I was having trouble sorting out the difference between linguistical metonym / metaphor and conceptual metonym / metaphor from chapter 2. I couldn't find the question in the FAQs and can't get a clear explanation from the book. Can you point out the difference?

For instance, a red-herring is a linguistic metaphor but red-handed is a conceptual one. Redhead is linguistic, red-hot, red politics and seeing red are all conceptual.

Your difficulty, I think, is in looking at specific phrases. A linguistic metaphor is a specific, one-of phrase, like "red herring"; ditto for linguistic metonym. But a conceptual metaphor is a cluster of phrases/concepts, which an individual phrase might represent/express.
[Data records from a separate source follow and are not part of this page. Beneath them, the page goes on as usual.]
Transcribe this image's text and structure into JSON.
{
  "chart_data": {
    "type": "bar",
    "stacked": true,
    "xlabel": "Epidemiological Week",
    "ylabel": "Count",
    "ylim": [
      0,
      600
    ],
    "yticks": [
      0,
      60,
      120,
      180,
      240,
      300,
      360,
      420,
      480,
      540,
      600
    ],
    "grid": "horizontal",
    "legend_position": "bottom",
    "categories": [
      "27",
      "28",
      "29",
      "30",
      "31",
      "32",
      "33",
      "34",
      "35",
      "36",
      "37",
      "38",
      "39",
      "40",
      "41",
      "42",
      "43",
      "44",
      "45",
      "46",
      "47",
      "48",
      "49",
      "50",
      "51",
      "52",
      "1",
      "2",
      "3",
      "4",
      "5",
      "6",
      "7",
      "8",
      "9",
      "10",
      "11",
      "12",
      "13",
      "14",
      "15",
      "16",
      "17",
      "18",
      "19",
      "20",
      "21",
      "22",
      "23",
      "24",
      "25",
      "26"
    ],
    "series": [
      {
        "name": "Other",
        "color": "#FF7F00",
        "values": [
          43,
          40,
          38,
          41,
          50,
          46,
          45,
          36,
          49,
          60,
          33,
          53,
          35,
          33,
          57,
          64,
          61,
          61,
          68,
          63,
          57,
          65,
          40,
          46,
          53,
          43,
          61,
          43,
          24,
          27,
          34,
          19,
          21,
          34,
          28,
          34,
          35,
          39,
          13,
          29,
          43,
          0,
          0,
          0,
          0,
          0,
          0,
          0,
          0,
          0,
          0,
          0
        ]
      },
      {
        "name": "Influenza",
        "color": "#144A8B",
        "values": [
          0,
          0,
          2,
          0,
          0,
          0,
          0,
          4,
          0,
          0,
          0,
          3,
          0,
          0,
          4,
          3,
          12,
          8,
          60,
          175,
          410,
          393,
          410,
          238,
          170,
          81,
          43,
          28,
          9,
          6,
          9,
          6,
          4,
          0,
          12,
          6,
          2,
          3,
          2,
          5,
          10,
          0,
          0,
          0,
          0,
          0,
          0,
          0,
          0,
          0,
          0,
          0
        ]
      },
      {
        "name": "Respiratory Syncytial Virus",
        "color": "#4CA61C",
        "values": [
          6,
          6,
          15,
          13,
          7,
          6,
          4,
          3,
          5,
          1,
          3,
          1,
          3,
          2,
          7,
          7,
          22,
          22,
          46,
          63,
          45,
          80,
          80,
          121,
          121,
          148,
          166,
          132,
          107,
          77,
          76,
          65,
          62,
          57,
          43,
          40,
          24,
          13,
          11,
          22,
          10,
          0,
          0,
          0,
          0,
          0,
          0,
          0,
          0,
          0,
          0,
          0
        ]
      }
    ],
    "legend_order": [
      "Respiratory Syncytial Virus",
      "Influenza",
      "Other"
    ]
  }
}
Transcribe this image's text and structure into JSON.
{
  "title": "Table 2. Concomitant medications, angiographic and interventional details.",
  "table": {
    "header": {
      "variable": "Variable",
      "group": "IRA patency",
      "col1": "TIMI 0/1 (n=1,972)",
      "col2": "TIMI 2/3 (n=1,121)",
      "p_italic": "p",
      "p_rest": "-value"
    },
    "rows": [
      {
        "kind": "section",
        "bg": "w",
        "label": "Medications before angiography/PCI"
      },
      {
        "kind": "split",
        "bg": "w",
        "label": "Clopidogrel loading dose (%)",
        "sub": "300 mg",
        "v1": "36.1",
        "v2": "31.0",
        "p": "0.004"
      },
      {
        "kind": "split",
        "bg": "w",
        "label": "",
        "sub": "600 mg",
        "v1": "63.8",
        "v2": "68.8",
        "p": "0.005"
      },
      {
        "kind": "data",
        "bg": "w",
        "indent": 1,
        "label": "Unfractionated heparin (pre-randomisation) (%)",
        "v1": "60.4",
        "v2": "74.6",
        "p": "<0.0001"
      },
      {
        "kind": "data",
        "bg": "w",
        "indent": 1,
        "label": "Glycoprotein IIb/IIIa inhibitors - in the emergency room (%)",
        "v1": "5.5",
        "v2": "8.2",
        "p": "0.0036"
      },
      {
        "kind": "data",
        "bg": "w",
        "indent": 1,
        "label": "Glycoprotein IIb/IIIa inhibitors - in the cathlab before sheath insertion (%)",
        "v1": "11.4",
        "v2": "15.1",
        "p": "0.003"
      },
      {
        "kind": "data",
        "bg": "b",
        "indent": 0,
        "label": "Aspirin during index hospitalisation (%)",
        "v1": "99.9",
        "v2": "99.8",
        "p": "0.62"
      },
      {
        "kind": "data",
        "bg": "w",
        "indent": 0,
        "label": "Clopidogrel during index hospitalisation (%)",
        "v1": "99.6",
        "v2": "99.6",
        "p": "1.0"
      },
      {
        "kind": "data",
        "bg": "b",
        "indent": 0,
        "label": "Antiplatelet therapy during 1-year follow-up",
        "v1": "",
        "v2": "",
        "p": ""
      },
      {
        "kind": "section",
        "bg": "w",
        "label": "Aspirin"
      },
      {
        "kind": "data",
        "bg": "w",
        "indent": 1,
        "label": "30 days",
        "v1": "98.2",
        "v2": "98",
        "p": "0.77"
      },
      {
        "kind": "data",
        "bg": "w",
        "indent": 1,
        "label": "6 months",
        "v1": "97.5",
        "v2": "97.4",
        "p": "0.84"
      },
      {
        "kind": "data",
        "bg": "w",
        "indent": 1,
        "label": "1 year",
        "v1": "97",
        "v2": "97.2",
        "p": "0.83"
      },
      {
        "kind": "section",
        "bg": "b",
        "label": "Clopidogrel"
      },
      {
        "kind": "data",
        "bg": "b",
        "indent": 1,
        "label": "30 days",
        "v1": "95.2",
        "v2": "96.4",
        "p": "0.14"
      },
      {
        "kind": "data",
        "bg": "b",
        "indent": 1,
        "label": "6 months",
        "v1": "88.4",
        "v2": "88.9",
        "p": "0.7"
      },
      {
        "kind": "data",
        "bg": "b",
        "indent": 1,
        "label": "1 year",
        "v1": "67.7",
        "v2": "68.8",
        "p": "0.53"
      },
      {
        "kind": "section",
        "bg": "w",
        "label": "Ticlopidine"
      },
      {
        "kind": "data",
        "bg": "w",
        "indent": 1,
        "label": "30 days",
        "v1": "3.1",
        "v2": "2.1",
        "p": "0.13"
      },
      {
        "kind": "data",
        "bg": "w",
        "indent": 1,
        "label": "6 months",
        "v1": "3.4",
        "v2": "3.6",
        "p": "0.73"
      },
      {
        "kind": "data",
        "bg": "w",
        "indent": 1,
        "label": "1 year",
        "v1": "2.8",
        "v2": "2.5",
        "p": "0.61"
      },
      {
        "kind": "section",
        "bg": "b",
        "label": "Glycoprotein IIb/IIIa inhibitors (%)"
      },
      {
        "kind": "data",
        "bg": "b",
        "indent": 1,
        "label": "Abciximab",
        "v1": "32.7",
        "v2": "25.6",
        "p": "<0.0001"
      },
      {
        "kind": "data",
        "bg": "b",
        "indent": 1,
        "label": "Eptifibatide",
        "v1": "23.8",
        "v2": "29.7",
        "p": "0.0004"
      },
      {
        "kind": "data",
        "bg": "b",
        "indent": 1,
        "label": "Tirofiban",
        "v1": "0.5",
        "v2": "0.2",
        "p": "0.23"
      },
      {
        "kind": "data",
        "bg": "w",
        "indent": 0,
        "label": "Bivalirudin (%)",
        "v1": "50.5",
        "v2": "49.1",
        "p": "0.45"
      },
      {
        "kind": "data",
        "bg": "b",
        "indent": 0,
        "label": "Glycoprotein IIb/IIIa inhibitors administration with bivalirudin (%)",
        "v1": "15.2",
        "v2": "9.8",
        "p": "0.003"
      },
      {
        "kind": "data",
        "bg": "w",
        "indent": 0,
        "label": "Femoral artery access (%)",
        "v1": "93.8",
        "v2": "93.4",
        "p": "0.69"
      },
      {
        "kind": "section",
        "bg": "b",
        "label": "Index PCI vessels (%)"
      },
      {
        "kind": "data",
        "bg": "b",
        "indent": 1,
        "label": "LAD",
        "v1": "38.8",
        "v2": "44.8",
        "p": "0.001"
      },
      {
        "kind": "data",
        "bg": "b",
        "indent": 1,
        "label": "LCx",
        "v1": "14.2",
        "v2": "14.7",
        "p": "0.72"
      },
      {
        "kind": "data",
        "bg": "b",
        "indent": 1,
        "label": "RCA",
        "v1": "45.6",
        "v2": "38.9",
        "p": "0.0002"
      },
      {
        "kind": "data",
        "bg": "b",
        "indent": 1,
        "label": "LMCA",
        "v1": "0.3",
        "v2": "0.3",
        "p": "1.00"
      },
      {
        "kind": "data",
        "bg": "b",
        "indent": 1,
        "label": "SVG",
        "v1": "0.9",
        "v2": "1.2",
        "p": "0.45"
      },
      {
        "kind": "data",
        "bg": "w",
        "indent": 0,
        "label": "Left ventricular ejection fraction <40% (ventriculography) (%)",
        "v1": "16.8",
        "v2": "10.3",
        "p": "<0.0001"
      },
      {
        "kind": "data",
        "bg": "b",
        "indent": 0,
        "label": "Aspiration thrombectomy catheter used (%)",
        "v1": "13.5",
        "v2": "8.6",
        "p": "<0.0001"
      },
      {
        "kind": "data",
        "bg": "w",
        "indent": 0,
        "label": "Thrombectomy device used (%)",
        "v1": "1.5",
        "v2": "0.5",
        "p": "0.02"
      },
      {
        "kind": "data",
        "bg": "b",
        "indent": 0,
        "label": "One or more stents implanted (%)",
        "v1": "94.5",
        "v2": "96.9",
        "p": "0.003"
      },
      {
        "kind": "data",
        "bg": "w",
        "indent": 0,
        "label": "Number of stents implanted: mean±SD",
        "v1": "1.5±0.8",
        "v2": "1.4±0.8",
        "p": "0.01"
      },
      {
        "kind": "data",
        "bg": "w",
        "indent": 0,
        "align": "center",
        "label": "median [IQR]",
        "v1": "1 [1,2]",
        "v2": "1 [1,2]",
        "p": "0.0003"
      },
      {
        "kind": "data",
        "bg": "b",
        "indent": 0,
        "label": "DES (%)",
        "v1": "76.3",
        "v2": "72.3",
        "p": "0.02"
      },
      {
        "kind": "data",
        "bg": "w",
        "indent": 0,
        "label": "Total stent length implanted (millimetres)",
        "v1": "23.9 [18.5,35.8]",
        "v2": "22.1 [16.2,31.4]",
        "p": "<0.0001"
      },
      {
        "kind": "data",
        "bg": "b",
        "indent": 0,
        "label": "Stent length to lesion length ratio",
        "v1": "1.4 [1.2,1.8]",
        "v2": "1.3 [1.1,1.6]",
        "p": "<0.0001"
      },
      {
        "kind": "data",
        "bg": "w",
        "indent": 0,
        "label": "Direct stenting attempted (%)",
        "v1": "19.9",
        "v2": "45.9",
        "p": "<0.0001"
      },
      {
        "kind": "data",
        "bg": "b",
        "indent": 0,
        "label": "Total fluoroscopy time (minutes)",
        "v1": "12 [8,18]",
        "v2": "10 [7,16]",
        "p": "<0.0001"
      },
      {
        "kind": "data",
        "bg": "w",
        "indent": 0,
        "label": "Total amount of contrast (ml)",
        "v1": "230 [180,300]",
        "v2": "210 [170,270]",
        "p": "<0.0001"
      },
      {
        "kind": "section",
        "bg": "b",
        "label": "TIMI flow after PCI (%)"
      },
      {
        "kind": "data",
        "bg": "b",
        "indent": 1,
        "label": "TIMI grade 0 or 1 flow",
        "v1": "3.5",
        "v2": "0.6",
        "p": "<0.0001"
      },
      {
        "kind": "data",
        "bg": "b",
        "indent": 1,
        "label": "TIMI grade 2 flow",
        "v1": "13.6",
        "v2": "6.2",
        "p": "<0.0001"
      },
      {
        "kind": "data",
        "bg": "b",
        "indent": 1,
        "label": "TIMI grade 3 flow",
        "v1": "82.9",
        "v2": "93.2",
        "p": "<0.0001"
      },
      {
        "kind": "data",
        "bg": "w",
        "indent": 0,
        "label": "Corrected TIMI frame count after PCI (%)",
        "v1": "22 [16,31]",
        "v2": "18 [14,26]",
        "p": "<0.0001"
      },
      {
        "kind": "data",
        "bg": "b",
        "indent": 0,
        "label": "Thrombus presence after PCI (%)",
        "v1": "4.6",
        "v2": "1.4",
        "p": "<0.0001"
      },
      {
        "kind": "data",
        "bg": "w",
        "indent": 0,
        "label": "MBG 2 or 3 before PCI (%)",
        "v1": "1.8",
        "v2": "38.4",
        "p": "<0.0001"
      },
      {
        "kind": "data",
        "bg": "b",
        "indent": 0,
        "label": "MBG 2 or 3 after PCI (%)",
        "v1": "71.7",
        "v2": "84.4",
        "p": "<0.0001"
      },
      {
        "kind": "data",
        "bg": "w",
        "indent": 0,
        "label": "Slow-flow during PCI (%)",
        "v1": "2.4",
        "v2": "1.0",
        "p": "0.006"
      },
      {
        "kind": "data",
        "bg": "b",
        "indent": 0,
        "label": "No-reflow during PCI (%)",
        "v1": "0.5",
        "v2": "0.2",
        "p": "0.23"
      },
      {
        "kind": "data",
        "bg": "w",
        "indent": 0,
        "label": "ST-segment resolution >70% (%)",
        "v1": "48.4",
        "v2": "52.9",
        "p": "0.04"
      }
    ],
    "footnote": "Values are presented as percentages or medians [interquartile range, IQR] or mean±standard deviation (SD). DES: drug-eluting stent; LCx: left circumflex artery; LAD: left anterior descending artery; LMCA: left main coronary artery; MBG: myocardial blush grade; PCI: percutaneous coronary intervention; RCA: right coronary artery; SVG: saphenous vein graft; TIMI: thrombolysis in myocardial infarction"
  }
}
So, for instance, "I spent a week in Aruba" is not a conceptual metaphor per se, but it represents the conceptual metaphor TIME IS MONEY, because it uses a word ("spend") that prototypically belongs to one domain (MONEY) to express something about another domain (TIME). On its own, it would just be an interesting linguistic metaphor, but because we generally talk about TIME in MONETARY terms ("invest a month", "bank my time", "cost me an hour", ...) we can see that it expresses the conceptual metaphor.


I noticed some discrepancies between the answer key for the text given on Verspoor's website and the answers provided on the benjamins website.

just as an example: for assignment 2, question 6...one site lists the answer for question 'c' as 'conceptual metonomy' while the other says 'linguistic metaphor.' there are a few more differences like this as well.

since these answers are contradictory, i was wondering if this was because some answers can be justified from different perspectives. so 2.6.c, "he was caught red-handed," could be considered a conceptual metonymy from one point of view, at the same time as it is completely justifiable to call it a linguistic metaphor. if this is true, and having just completed the first assignment, is there any way an 'incorrect' answer on the assignment could be considered correct as long as it is justifiable?

i realize the Verspoor site is still under construction, and it says it may contain errors, but for questions such as number 11 on assignment 1 i answered A-homophony since the word plain-'ordinary' and plain-'level ground' both have the same form but different senses. the right answer is b, polysemy, and i understand that since the single word form has multiple senses. but isn't it also a form of homophony since the word form is the same in both cases? how can i tell during an assignment which is the correct answer if more than one answer COULD be correct? or am i completely missing something about the concept of homophony?

 TA answer:

Word form itself does not determine homophony and polysemy; the key is semantic relation -- a recognizable metaphoric / metonymic motivation among words. In the case of "plain," I think that the motivation (that is, the polysemy) between "odinary" and "level terrain" is clear; this is more than a case of mere homophony. I'm forwarding this to Professor Harris for further elaboration.

Harris answer:

The TA's right about the "plain" example: level and ordinary/expected/default are related via simple comparison; that is, metaphor.

As for the Benjamins/Verspoor discrepancies, I'm not sure where they arose, and don't recall noticing them, though it looks to be a straightforward matter of error correction. The Benjamins site is right: red-handed is a metonym, arising from being caught with blood on your hands, later become metaphorical because it now refers to any kind of malfeasance in which guilt is blatantly obvious (e.g., stealing cookies, where not only is there no blood, there's murder or assault).

As to the general question of whether there can be multiple factors involved in a given sense for a word, and whether one can offer arguments for several factors being equally compelling: absolutely. It can sometimes be very tough to tease them apart. For instance, take the "blue baby" analysis. Even though the babies are only slightly bluish, not really blue, so specialization is going on, I would still argue that metonymy is more primary because of the selection of colour to represent the whole syndrome.